Welcome to our Lab

Research in the Gillis lab aims to understand the flow of information from the genome to whole organism biology. Incorporating modeling and analysis of functional genomics data, this research is broadly integrative across data modalities, systems, and even species. Going further, it is also integrative across levels of biological organization, using molecular processes within cells to understand how and why cells diversify and how that diversity in turn affects organism phenotype. In addition to research on cell identity and co-expression, we develop methods and bioinformatics pipelines for external use, including stand-alone packages and web-based user-friendly analysis tools. We apply these methods in collaboration with a variety of research groups focusing both specifically on gene network analysis for biomedical research and broader quality control assessments.

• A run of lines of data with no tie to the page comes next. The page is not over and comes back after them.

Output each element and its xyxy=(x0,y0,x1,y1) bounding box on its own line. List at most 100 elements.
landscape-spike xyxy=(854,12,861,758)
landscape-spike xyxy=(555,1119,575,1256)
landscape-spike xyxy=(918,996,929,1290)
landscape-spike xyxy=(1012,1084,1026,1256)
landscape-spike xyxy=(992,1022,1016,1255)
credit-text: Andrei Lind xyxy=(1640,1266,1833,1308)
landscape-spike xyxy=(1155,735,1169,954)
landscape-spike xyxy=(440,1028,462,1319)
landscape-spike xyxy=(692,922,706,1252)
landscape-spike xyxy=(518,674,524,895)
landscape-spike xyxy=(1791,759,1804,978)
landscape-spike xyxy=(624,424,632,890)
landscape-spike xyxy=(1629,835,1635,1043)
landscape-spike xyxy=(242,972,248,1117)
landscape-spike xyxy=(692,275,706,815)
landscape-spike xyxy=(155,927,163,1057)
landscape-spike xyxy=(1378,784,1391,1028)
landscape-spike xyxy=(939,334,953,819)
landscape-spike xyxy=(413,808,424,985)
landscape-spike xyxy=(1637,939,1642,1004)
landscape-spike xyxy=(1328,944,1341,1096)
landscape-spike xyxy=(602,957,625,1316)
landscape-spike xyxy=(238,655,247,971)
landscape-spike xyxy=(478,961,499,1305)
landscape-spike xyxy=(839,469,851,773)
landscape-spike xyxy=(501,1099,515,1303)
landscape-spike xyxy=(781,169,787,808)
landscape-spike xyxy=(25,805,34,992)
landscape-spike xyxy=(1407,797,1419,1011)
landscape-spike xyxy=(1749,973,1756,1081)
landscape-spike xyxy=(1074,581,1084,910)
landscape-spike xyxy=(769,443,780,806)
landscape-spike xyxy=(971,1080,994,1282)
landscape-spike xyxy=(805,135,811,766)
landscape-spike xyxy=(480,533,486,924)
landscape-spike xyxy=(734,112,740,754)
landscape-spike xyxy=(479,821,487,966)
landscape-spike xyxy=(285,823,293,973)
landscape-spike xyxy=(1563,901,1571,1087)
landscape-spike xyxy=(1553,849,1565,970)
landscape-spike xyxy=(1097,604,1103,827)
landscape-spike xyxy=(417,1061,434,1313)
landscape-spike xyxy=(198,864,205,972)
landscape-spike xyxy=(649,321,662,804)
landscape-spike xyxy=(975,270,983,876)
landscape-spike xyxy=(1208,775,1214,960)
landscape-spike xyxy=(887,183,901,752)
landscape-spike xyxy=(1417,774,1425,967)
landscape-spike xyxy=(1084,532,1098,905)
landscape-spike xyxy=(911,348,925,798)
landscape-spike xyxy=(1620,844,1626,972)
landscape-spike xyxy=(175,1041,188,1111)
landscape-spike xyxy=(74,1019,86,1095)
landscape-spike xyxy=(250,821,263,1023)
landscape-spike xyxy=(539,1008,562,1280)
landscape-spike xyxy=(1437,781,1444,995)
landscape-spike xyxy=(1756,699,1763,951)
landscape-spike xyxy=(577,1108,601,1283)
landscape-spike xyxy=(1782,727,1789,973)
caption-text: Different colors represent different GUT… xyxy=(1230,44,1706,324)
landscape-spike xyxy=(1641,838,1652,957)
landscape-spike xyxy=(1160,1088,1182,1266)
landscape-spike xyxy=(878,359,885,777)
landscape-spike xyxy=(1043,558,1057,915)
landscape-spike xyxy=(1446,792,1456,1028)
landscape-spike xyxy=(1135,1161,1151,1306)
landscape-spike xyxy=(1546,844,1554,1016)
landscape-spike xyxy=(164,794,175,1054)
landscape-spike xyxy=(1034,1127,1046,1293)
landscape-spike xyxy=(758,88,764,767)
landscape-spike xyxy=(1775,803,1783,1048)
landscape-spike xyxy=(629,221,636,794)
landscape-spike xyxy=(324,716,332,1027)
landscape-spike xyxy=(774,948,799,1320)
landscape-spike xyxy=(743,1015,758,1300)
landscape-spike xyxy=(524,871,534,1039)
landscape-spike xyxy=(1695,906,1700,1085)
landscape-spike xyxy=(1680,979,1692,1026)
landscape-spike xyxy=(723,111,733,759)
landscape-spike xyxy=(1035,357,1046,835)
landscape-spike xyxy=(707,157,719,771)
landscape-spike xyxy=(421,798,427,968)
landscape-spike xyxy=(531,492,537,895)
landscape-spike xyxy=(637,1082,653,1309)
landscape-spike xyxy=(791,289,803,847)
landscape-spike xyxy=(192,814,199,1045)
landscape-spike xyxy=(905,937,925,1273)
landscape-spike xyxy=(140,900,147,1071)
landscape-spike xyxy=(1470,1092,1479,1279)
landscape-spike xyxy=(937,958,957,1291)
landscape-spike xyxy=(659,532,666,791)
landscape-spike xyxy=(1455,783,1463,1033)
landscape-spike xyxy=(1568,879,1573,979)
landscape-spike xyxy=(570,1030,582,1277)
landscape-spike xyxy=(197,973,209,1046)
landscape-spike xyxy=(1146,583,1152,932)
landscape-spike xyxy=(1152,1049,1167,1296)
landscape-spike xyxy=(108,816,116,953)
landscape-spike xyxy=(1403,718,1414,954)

As functional genomics data continues to increase in abundance and specificity, we have benefited strongly from the resulting need for organizing frameworks, deeply grounded in both biology and statistical insight. Consistent with our integrative approach, we have been particularly interested in determining base vocabularies to compare strongly disparate data with the goal of better exploiting conservation as a central principle to understand function in physiological systems. For example, by comparing human data to that from other species, we are able to establish which genomic features robustly contribute to variation at each level: molecular, cellular, and organismal.

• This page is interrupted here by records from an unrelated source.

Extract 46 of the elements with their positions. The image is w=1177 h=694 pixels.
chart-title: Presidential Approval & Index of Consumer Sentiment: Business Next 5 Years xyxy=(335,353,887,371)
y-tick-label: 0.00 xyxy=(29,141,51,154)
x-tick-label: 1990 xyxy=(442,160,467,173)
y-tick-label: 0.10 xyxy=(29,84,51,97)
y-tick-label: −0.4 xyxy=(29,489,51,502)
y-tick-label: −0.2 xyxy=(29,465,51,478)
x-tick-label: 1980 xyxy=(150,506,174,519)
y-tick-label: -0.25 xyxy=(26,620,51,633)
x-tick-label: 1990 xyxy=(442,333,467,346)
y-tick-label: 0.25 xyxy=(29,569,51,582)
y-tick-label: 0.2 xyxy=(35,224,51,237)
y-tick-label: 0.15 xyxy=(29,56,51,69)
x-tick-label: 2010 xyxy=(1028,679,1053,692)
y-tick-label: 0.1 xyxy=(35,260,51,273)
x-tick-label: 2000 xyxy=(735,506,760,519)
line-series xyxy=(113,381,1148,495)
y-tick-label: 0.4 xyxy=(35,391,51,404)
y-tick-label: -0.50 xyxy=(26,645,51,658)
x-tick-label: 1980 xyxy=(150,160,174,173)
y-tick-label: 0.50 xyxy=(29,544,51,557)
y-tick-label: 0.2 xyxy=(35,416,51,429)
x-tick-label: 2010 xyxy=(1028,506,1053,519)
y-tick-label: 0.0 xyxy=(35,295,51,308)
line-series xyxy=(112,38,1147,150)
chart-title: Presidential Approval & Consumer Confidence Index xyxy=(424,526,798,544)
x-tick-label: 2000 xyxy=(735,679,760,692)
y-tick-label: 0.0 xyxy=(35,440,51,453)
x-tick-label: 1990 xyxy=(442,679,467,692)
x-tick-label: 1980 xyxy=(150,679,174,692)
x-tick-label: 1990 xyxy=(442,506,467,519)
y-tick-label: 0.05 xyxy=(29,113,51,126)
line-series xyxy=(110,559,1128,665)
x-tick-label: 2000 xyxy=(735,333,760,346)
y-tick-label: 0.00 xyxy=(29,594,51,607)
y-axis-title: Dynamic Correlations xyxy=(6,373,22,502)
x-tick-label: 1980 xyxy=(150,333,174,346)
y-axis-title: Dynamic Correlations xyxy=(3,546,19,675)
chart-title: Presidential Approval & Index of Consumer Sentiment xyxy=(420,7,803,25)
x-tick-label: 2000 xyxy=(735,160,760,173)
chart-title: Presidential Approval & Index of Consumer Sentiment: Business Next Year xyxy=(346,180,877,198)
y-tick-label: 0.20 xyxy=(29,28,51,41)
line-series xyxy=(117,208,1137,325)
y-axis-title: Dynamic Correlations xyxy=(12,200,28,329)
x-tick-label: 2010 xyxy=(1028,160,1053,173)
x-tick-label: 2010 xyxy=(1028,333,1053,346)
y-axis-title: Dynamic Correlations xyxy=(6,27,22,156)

A primary focus within the lab is the analysis of gene co-expression, or the shared expression profile of genes across conditions. Genes which express under similar conditions will tend to share functions, and by tailoring data and methods, co-expression can usefully model biological systems at those three levels of biological organization.

We are strongly dedicated to assessments of robustness and replicability, particularly in novel data, and our research focuses on making not only our own methods available, but also improving the utility of related data from other researchers.